The difficulty currently is, of course, finding a savings account that offers decent returns, ideally which are more than inflation. Failing to gain interest levels that at least match the cost of living, means that the real value of your money will slowly erode over time.
In the current tight financial market, where many are burdened with existing loans, there are few easy access accounts that offer savings rates above inflation. However longer-term accounts, bonds and savings trusts may offer more attractive and guaranteed returns.
Additionally, for consumers that already have loans, it may be better to focus on repaying these before attempting to save (with the exception of emergency funds). Loans will nearly always be costed at higher interest rates than savings accounts and should be tackled first.
As a general rule, it is wise to seek financial advice when making a personal savings plan.

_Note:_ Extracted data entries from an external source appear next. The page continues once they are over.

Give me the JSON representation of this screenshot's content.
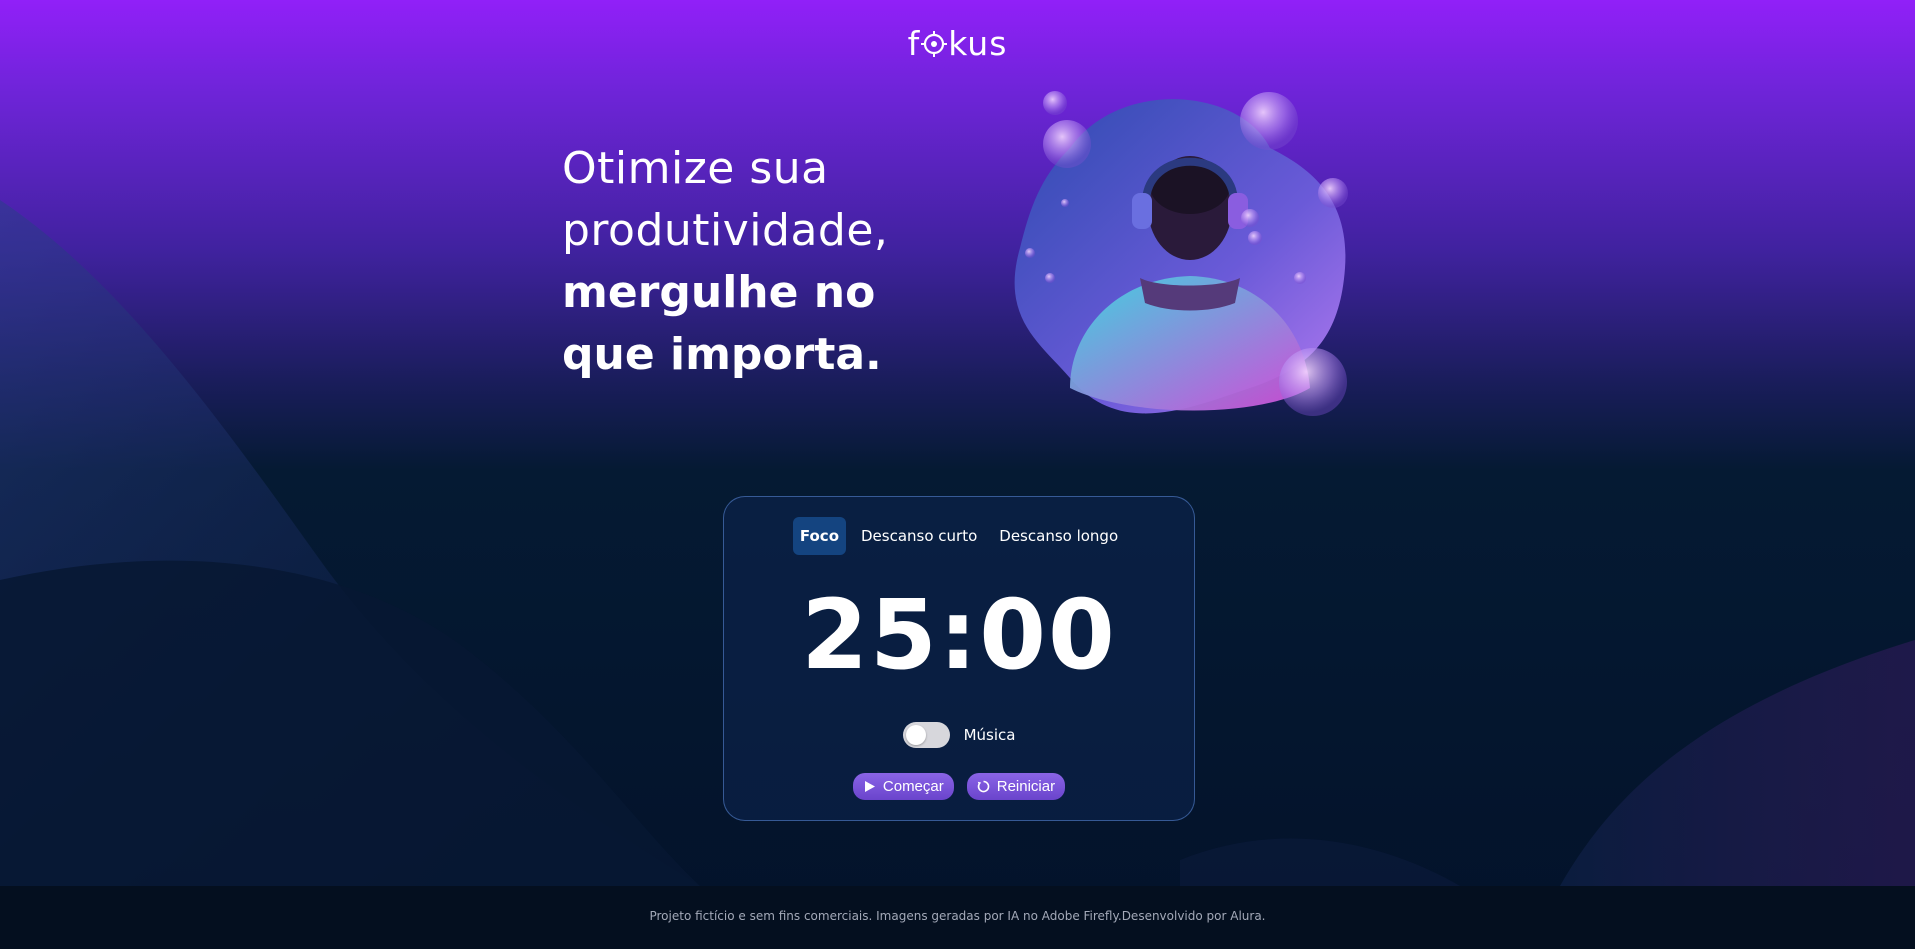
{
  "brand": {
    "logo_prefix": "f",
    "logo_suffix": "kus",
    "logo_icon": "target-o-icon"
  },
  "hero": {
    "line1": "Otimize sua",
    "line2": "produtividade,",
    "line3": "mergulhe no",
    "line4": "que importa.",
    "image": "astronaut-with-headphones-and-bubbles"
  },
  "timer_card": {
    "tabs": [
      {
        "label": "Foco",
        "active": true
      },
      {
        "label": "Descanso curto",
        "active": false
      },
      {
        "label": "Descanso longo",
        "active": false
      }
    ],
    "time": "25:00",
    "music_label": "Música",
    "music_on": false,
    "start_label": "Começar",
    "start_icon": "play-icon",
    "reset_label": "Reiniciar",
    "reset_icon": "restart-icon"
  },
  "footer": {
    "text": "Projeto fictício e sem fins comerciais. Imagens geradas por IA no Adobe Firefly.Desenvolvido por Alura."
  },
  "colors": {
    "top": "#9120f8",
    "bottom": "#03122a",
    "active_tab": "#144480",
    "button": "#7b55de"
  }
}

For example, you may be happy for a low-interest easy access web-based account to save for a holiday, but prefer a tax-efficient, longer-term bond to pay for your children’s college education.

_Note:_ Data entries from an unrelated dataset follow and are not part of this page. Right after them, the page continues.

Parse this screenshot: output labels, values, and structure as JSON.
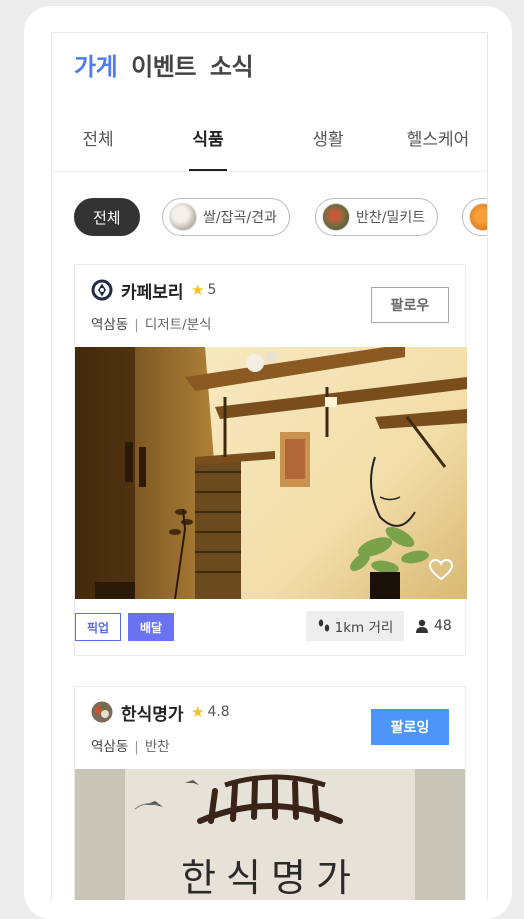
{
  "main_tabs": [
    {
      "label": "가게",
      "active": true
    },
    {
      "label": "이벤트",
      "active": false
    },
    {
      "label": "소식",
      "active": false
    }
  ],
  "sub_tabs": [
    {
      "label": "전체",
      "active": false
    },
    {
      "label": "식품",
      "active": true
    },
    {
      "label": "생활",
      "active": false
    },
    {
      "label": "헬스케어",
      "active": false
    }
  ],
  "chips": [
    {
      "label": "전체",
      "active": true
    },
    {
      "label": "쌀/잡곡/견과",
      "icon": "grain-thumbnail"
    },
    {
      "label": "반찬/밀키트",
      "icon": "side-dish-thumbnail"
    },
    {
      "label": "",
      "icon": "fruit-thumbnail"
    }
  ],
  "stores": [
    {
      "name": "카페보리",
      "rating": "5",
      "location": "역삼동",
      "category": "디저트/분식",
      "follow_label": "팔로우",
      "following": false,
      "tags": [
        "픽업",
        "배달"
      ],
      "distance": "1km 거리",
      "followers": "48",
      "photo": "cafe-interior-photo"
    },
    {
      "name": "한식명가",
      "rating": "4.8",
      "location": "역삼동",
      "category": "반찬",
      "follow_label": "팔로잉",
      "following": true,
      "photo_text": "한식명가",
      "photo": "hansik-sign-photo"
    }
  ],
  "colors": {
    "accent": "#4e7bf0",
    "following_button": "#4d96f7",
    "delivery_tag": "#6a72f2",
    "star": "#f4c21a"
  }
}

Stock-market linked savings can offer attractive potential returns, but these are not guaranteed. Bonds and fixed savings rates are less attractive interest rate-wise, but offer guaranteed returns.
A financial advisor will look at your savings objectives, lifestyle, savings patterns and attitude to risk and advise accordingly. Usually the advice will be to follow a structured savings plan and spread across different savings vehicles with different levels of risk.
Basic ‘emergency’ savings are best kept in an easy to access account. Longer term investment savings may benefit from stock or index linked savings accounts to earn better rates of return in the longer term. Tax efficient savings accounts are the ideal, but will have capped limits and conditions.
For any savings account, check the basics first and read the small print – often a small missed term or condition can otherwise trip you up later on.
For example, be very clear if you can add to the savings account and how many times / how much you can withdraw without the savings interest rate being affected. Some tiered rate accounts offer the best interest rates when only one withdrawal is made a year. Make several and you will lose that rate.
Other savings accounts offer better interest rates to loyal customers who hold additional finance products with that banking institution. A common example is a better priced savings account for a customer already holding a cheque or balance account, or one of the institution’s loans.
Avoid being swayed by promotional or joining offers when looking at savings accounts. Of course the same logic applies to bank accounts or loans, but essentially the promotion is generally worth little when the underlying merits of the offer is analysed.
Better instead to look for good fundamentals. These will differ for different circumstances, but they are essentially a good interest rate, few or no withdrawal penalties, easy access (ideally online access for those who have regular computer access) and good customer service.
Savings accounts can be reviewed and searched for online, in the same way that other common financial products such as credit cards and loans can be.
Finally, once your savings account is set up, use it! Set up an automatic direct debit from your main account when you get paid each month, before you spend it and undermine your good intentions.